Benutze diese Methode, um den Atem zu harmonisieren: öffne für eine Weile deinen Mund, und wenn ein langer Atemzug kommt, atme lang; wenn ein kurzer Atemzug kommt, atme kurz. Harmonisiere allmählich deinen Atem und folge ihm auf natürliche Weise. Wenn die Zeitabstände leicht und natürlich werden, verlagere dein Atmen still zur Nase. Wenn Atem und Geist nicht übereinstimmen, treten bestimmte Symptome auf. Dein Geist sinkt ab oder steigt auf, wird undeutlich oder scharf, wandert außen im Raum oder innerhalb des Körpers herum, sieht Abbilder von Buddha oder von Bodhisattvas, gebiert verdorbene Gedanken oder versucht, die Lehren der Sutren zu verstehen.
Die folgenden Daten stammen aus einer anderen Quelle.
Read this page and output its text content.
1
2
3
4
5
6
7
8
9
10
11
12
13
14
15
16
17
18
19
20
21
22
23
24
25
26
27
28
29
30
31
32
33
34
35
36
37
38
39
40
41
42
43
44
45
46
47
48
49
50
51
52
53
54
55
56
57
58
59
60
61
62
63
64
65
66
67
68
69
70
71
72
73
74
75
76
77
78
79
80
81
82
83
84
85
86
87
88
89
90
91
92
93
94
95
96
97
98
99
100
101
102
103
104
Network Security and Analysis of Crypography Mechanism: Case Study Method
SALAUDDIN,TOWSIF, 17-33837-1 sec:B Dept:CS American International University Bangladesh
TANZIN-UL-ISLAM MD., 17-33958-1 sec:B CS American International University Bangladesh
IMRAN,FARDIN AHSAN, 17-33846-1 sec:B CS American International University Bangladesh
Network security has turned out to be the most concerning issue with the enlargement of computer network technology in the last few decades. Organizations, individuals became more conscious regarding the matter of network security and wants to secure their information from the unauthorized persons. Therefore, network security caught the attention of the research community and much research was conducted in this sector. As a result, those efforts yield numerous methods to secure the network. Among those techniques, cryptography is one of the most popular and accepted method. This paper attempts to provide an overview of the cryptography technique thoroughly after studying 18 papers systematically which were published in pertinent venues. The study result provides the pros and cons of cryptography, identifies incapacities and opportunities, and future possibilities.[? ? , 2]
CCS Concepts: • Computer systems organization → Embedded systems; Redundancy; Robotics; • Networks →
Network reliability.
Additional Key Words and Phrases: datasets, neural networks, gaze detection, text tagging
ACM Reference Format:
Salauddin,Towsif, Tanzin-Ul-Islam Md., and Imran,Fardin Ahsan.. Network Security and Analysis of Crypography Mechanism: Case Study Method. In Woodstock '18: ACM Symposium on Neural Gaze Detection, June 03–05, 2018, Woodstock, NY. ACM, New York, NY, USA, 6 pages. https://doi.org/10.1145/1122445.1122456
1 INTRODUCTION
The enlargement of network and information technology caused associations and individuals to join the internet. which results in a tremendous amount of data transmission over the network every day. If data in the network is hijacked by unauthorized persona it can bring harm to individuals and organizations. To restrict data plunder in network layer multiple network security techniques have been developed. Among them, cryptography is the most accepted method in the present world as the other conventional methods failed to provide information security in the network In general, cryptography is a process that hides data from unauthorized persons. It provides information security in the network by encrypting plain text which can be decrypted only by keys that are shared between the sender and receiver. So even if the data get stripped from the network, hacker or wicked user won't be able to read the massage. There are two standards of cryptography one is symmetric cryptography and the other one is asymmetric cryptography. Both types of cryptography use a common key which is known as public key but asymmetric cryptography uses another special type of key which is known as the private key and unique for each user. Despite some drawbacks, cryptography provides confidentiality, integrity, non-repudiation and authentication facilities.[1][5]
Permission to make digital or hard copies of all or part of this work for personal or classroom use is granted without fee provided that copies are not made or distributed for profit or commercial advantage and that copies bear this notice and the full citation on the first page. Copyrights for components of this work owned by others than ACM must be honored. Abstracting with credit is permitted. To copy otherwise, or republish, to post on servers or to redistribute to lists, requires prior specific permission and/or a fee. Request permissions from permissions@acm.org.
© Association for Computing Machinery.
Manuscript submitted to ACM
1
Wenn diese Symptome bei dir auftreten, heisst das, dass dein Geist und dein Atem nicht in Harmonie sind. Wenn du diese Probleme hast, lass deinen Geist zu beiden Fußsohlen sinken. Wenn der Geist sinkt, richte ihn auf den Haaransatz und zwischen die Augenbrauen. Wenn dein Geist aufgerührt ist, lass ihn auf der Nasenspitze oder im Solarplexus ruhen. Bei gewöhnlichem Zazen lege deinen Geist in deine linke Handfläche. Bei verlängertem Sitzen bleibt der Geist auch ohne dies auf natürliche Weise ungestört. Die alte Lehre legte Gewicht auf die Erleuchtung des Geistes, aber schenke dem nicht zu viel Beachtung.'
es wäre vielleicht hilfreich, wenn Du Dich etwas darüber auslassen würdest, was genau Dich an meinem Beitrag so stört, dass Du laut 'Sakrileg!' schreist. Sind es die Worte 'Schlabberlatz' und 'Dachlatte' für das Rakusu und den Kyosaku?
Wenn Du genau hinschaust, ging es ja gar nicht darum, sich über "jahrhunderte alte Traditionen und erprobte Methoden" lustig zu machen, sondern um das Haften an diesen Traditionen und Methoden. Nichts Heiliges ...
wie wunderbar ist dieses gewand der befreiung
wie ein feld, das vor glück und grosser freude überquillt
des tathagata lehren verehrend
geloben wir alle fühlenden wesen zu retten
Wenn Du das Takkesage verwirklichst, musst Du dann noch die Kesa oder das Rakusu anlegen? Nicht, dass irgend etwas dagegen spräche, doch dann trägst Du die Kesa bereits - auch wenn sie vielleicht eher wie ein T-Shirt aussieht. Und wenn nicht, wenn Du bei der Rezitation des Takkesage nur ein paar japanische Silben vor Dich hin plapperst, dann ist das Tragen des Rakusu nur Mummenschanz, eine exotische Verkleidung, ein Schlabberlatz.
Wenn ich mich über irgend etwas lustig gemacht habe, dann über Attitüden, nicht über Traditionen. Woher Deine wütende Reaktion?